When appropriate, use the SiriKit API to hide any redundant information already present in the default Siri UI. Yet ensure that the app is still providing the information to Siri so it can present it verbally in a Hands Free situations.
There might be situations where Siri will launch the app to fulfill the user's request, such as presenting the photos the user has requested. In these situations, don't surprise the user. Display the expected information without having intermediate steps or further interaction required. Never display information or perform a task the user isn't expecting.
Polishing the Design
There are several steps that Apple suggest to polish the design of the Conversational Interfaces. First, is by providing clear, concise vocabulary and use case examples to Siri.
One of the ways that a user discovers the app is by initiating a conversation with Siri and asking, "What can you do?" Siri will show several different things it can do, including the developer's app and the example hero use cases that it has provided via its plist
file.
How to write good example use cases:
- Ensure that the examples include the app name.

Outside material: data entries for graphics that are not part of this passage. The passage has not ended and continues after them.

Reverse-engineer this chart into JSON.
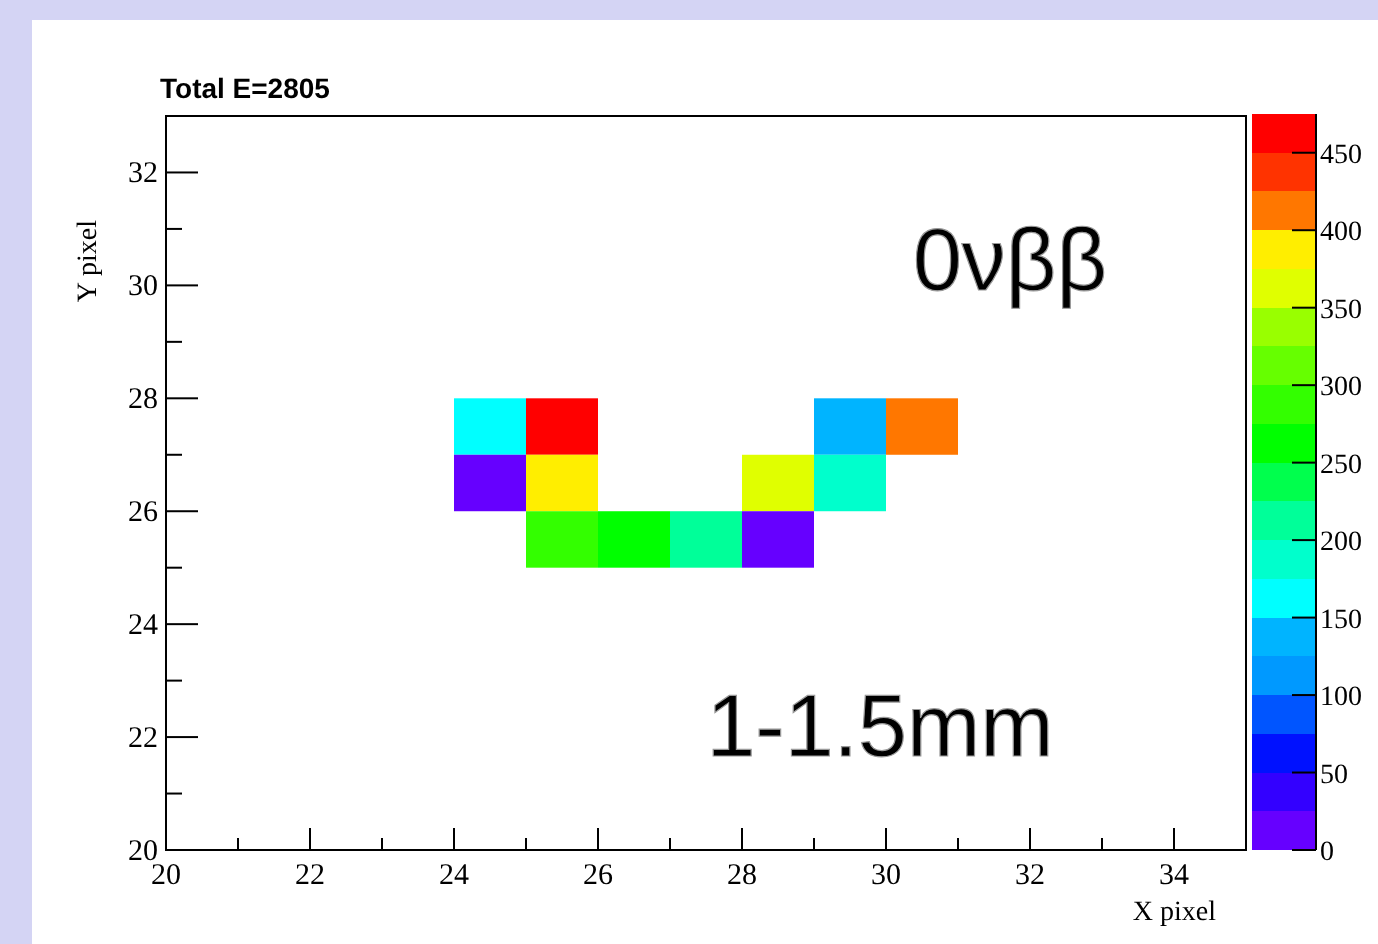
{
  "chart_data": {
    "type": "scatter",
    "title": "Total E=2805",
    "xlabel": "X pixel",
    "ylabel": "Y pixel",
    "annotations": [
      "0νββ",
      "1-1.5mm"
    ],
    "marker": "square",
    "x": [
      24.5,
      25.5,
      29.5,
      30.5,
      24.5,
      25.5,
      28.5,
      29.5,
      25.5,
      26.5,
      27.5,
      28.5
    ],
    "values": [
      27.5,
      27.5,
      27.5,
      27.5,
      26.5,
      26.5,
      26.5,
      26.5,
      25.5,
      25.5,
      25.5,
      25.5
    ],
    "cvalues": [
      152,
      452,
      127,
      403,
      8,
      377,
      350,
      177,
      277,
      252,
      222,
      8
    ],
    "xlim": [
      20,
      35
    ],
    "ylim": [
      20,
      33
    ],
    "xticks": [
      20,
      {
        "value": 21,
        "label": null
      },
      22,
      {
        "value": 23,
        "label": null
      },
      24,
      {
        "value": 25,
        "label": null
      },
      26,
      {
        "value": 27,
        "label": null
      },
      28,
      {
        "value": 29,
        "label": null
      },
      30,
      {
        "value": 31,
        "label": null
      },
      32,
      {
        "value": 33,
        "label": null
      },
      34
    ],
    "yticks": [
      20,
      {
        "value": 21,
        "label": null
      },
      22,
      {
        "value": 23,
        "label": null
      },
      24,
      {
        "value": 25,
        "label": null
      },
      26,
      {
        "value": 27,
        "label": null
      },
      28,
      {
        "value": 29,
        "label": null
      },
      30,
      {
        "value": 31,
        "label": null
      },
      32
    ],
    "clim": [
      0,
      475
    ],
    "cticks": [
      0,
      50,
      100,
      150,
      200,
      250,
      300,
      350,
      400,
      450
    ],
    "grid": false
  }
}
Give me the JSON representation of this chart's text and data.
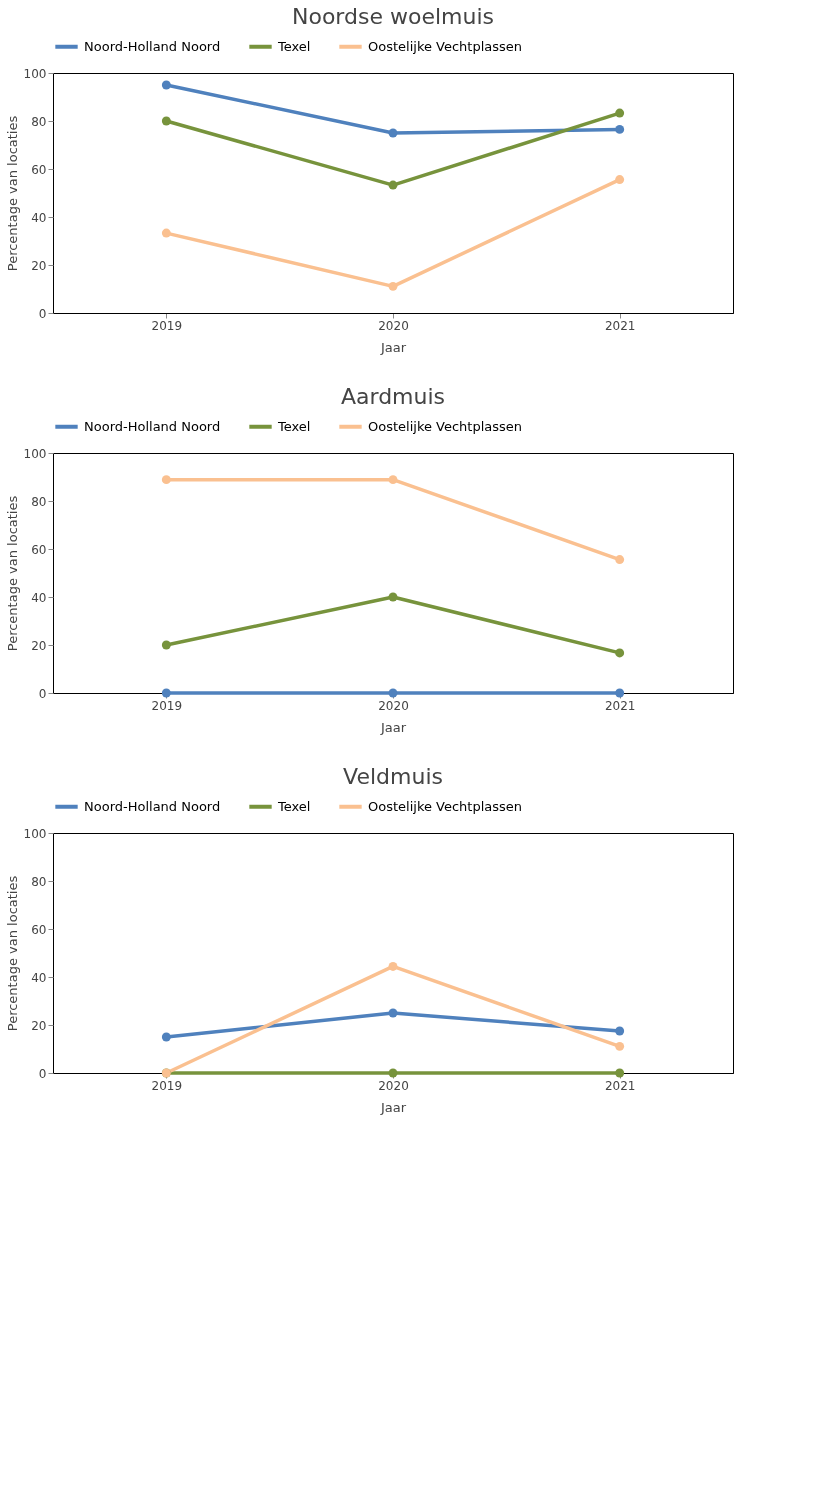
{
  "chart_data": [
    {
      "type": "line",
      "title": "Noordse woelmuis",
      "xlabel": "Jaar",
      "ylabel": "Percentage van locaties",
      "categories": [
        "2019",
        "2020",
        "2021"
      ],
      "ylim": [
        0,
        100
      ],
      "yticks": [
        0,
        20,
        40,
        60,
        80,
        100
      ],
      "grid": false,
      "legend": "top",
      "marker": "circle",
      "line_style": "solid",
      "series": [
        {
          "name": "Noord-Holland Noord",
          "color": "#4f81bd",
          "values": [
            95,
            75,
            76.5
          ]
        },
        {
          "name": "Texel",
          "color": "#77933c",
          "values": [
            80,
            53.3,
            83.3
          ]
        },
        {
          "name": "Oostelijke Vechtplassen",
          "color": "#fac090",
          "values": [
            33.3,
            11.1,
            55.6
          ]
        }
      ]
    },
    {
      "type": "line",
      "title": "Aardmuis",
      "xlabel": "Jaar",
      "ylabel": "Percentage van locaties",
      "categories": [
        "2019",
        "2020",
        "2021"
      ],
      "ylim": [
        0,
        100
      ],
      "yticks": [
        0,
        20,
        40,
        60,
        80,
        100
      ],
      "grid": false,
      "legend": "top",
      "marker": "circle",
      "line_style": "solid",
      "series": [
        {
          "name": "Noord-Holland Noord",
          "color": "#4f81bd",
          "values": [
            0,
            0,
            0
          ]
        },
        {
          "name": "Texel",
          "color": "#77933c",
          "values": [
            20,
            40,
            16.7
          ]
        },
        {
          "name": "Oostelijke Vechtplassen",
          "color": "#fac090",
          "values": [
            88.9,
            88.9,
            55.6
          ]
        }
      ]
    },
    {
      "type": "line",
      "title": "Veldmuis",
      "xlabel": "Jaar",
      "ylabel": "Percentage van locaties",
      "categories": [
        "2019",
        "2020",
        "2021"
      ],
      "ylim": [
        0,
        100
      ],
      "yticks": [
        0,
        20,
        40,
        60,
        80,
        100
      ],
      "grid": false,
      "legend": "top",
      "marker": "circle",
      "line_style": "solid",
      "series": [
        {
          "name": "Noord-Holland Noord",
          "color": "#4f81bd",
          "values": [
            15,
            25,
            17.5
          ]
        },
        {
          "name": "Texel",
          "color": "#77933c",
          "values": [
            0,
            0,
            0
          ]
        },
        {
          "name": "Oostelijke Vechtplassen",
          "color": "#fac090",
          "values": [
            0,
            44.4,
            11.1
          ]
        }
      ]
    }
  ]
}
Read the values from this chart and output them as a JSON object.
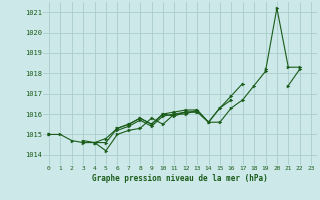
{
  "xlabel": "Graphe pression niveau de la mer (hPa)",
  "xlim": [
    -0.5,
    23.5
  ],
  "ylim": [
    1013.5,
    1021.5
  ],
  "yticks": [
    1014,
    1015,
    1016,
    1017,
    1018,
    1019,
    1020,
    1021
  ],
  "xticks": [
    0,
    1,
    2,
    3,
    4,
    5,
    6,
    7,
    8,
    9,
    10,
    11,
    12,
    13,
    14,
    15,
    16,
    17,
    18,
    19,
    20,
    21,
    22,
    23
  ],
  "background_color": "#cce8e8",
  "grid_color": "#aacccc",
  "line_color": "#1a5c1a",
  "series": [
    [
      1015.0,
      1015.0,
      1014.7,
      1014.6,
      1014.6,
      1014.2,
      1015.0,
      1015.2,
      1015.3,
      1015.8,
      1015.5,
      1016.0,
      1016.0,
      1016.2,
      1015.6,
      1015.6,
      1016.3,
      1016.7,
      1017.4,
      1018.1,
      1021.2,
      1018.3,
      1018.3,
      null
    ],
    [
      1015.0,
      null,
      null,
      1014.7,
      1014.6,
      1014.6,
      1015.3,
      1015.5,
      1015.8,
      1015.5,
      1016.0,
      1015.9,
      1016.1,
      1016.1,
      1015.6,
      1016.3,
      1016.9,
      1017.5,
      null,
      1018.2,
      null,
      null,
      null,
      null
    ],
    [
      1015.0,
      null,
      null,
      null,
      1014.6,
      1014.8,
      1015.3,
      1015.5,
      1015.8,
      1015.5,
      1016.0,
      1016.1,
      1016.2,
      1016.2,
      1015.6,
      1016.3,
      1016.7,
      null,
      null,
      null,
      null,
      null,
      null,
      null
    ],
    [
      1015.0,
      null,
      null,
      null,
      null,
      null,
      1015.2,
      1015.4,
      1015.7,
      1015.4,
      1015.9,
      1016.0,
      1016.1,
      1016.1,
      null,
      null,
      null,
      null,
      null,
      null,
      null,
      1017.4,
      1018.2,
      null
    ]
  ]
}
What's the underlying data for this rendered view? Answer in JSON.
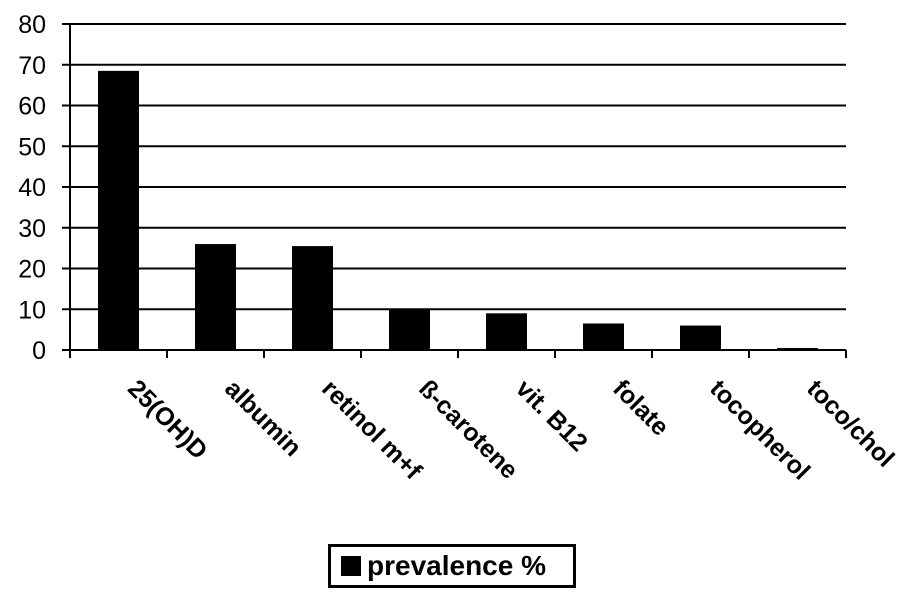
{
  "chart_data": {
    "type": "bar",
    "title": "",
    "xlabel": "",
    "ylabel": "",
    "categories": [
      "25(OH)D",
      "albumin",
      "retinol m+f",
      "ß-carotene",
      "vit. B12",
      "folate",
      "tocopherol",
      "toco/chol"
    ],
    "series": [
      {
        "name": "prevalence %",
        "values": [
          68.5,
          26,
          25.5,
          10,
          9,
          6.5,
          6,
          0.5
        ],
        "color": "#000000"
      }
    ],
    "ylim": [
      0,
      80
    ],
    "yticks": [
      0,
      10,
      20,
      30,
      40,
      50,
      60,
      70,
      80
    ],
    "grid": true,
    "legend_position": "bottom"
  }
}
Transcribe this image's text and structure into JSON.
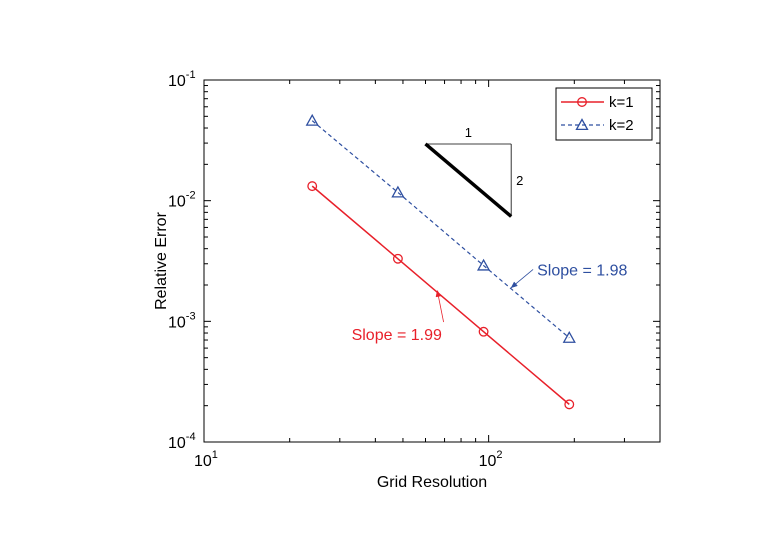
{
  "chart_data": {
    "type": "line",
    "title": "",
    "xlabel": "Grid Resolution",
    "ylabel": "Relative Error",
    "xscale": "log",
    "yscale": "log",
    "xlim": [
      10,
      400
    ],
    "ylim": [
      0.0001,
      0.1
    ],
    "grid": false,
    "x_ticks": [
      {
        "base": "10",
        "exp": "1"
      },
      {
        "base": "10",
        "exp": "2"
      }
    ],
    "y_ticks": [
      {
        "base": "10",
        "exp": "-4"
      },
      {
        "base": "10",
        "exp": "-3"
      },
      {
        "base": "10",
        "exp": "-2"
      },
      {
        "base": "10",
        "exp": "-1"
      }
    ],
    "series": [
      {
        "name": "k=1",
        "color": "#e8202a",
        "dash": "solid",
        "marker": "circle",
        "x": [
          24,
          48,
          96,
          192
        ],
        "values": [
          0.0132,
          0.0033,
          0.00082,
          0.000205
        ]
      },
      {
        "name": "k=2",
        "color": "#2e4fa0",
        "dash": "dashed",
        "marker": "triangle",
        "x": [
          24,
          48,
          96,
          192
        ],
        "values": [
          0.046,
          0.0117,
          0.0029,
          0.00073
        ]
      }
    ],
    "legend": {
      "position": "top-right",
      "labels": [
        "k=1",
        "k=2"
      ]
    },
    "slope_triangle": {
      "x": [
        60,
        120
      ],
      "y": [
        0.0295,
        0.0074
      ],
      "horizontal_label": "1",
      "vertical_label": "2"
    },
    "annotations": [
      {
        "text": "Slope = 1.98",
        "color": "#2e4fa0",
        "text_at": [
          148,
          0.0024
        ],
        "arrow_to": [
          120,
          0.0019
        ]
      },
      {
        "text": "Slope = 1.99",
        "color": "#e8202a",
        "text_at": [
          33,
          0.0007
        ],
        "arrow_to": [
          66,
          0.0018
        ]
      }
    ]
  }
}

- Keep the example short and to-the-point.
- Provide multiple examples for each of the Intents that the app supports.
- Prioritize both the Intents and the examples within them based on the most common use cases for the app.
- Ensure that the app provides localized examples.
- Ensure that each example given works as expected within the app.
- Avoid addressing Siri in the examples, so don't include text like "Hey Siri..."
- Avoid any unnecessary pleasantries such as "please" or "thank you".
Take the appropriate time to explore and experiment on how the app can shape the conversation that Siri is having with the user on its behalf. Make sure to talk with typical users throughout the process, as their interactions with and expectations of the app might change over time.
Always remember to test the app in different situations and all of the different methods to invoke a conversation with Siri. Test in real world locations the user's might be using the app, away from the office and desk.
Strive to have the conversations with Siri (on behalf of the app) be fluid, natural and "feel just right".
Summary
This article has covered the key concepts required to use SiriKit and shown it can interact with the Xamarin.iOS apps to provide services that are accessible to the user using Siri and the Maps app on an iOS device.